Lundell’s professional career began in Finland with HIFK Helsinki. In his first season he played in 38 games, earned 19 points, and garnered more experience appearing in 12 postseason games. Lundell also has plenty of international experience on his resume — having won gold when he played with the Finland national under-18 team at the 2018 IIHF World U18 Championships. In seven games played during that tournament, he scored twice and added four assists for a total of six points. The next year he represented Finland at the 2019 World Junior Championships and once again skated off the ice with a gold medal. 
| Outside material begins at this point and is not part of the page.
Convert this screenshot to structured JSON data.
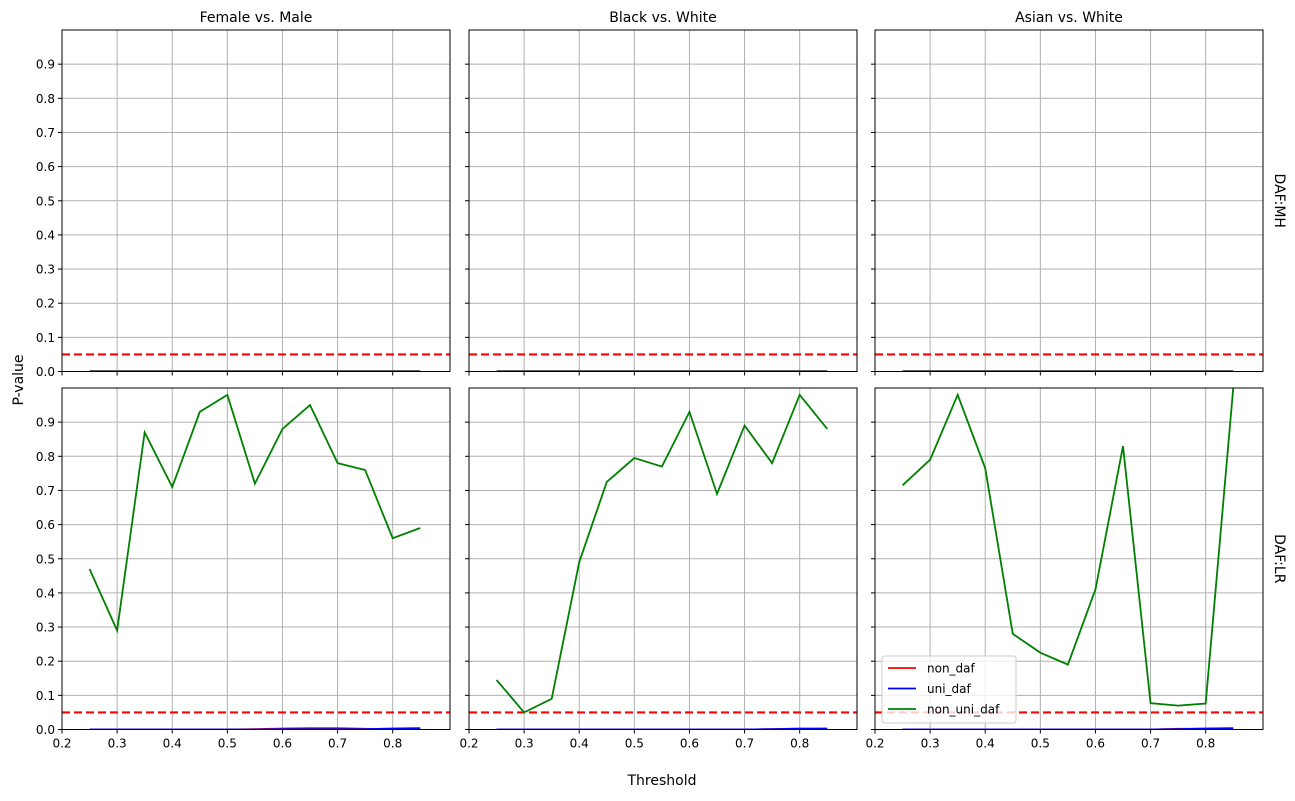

Playing in a league with former NHL players, including Jessi Puljujarvi and Aleski Saarela, has been key to the development of Lundell’s game this season. While the Florida Panthers have a good mix of young players and veterans on their roster, it will be only a matter of time until he dresses for his first NHL game in the Panthers red.  

Lundell will make his World Championship debut with Finland Saturday morning against the USA on the NHL Network.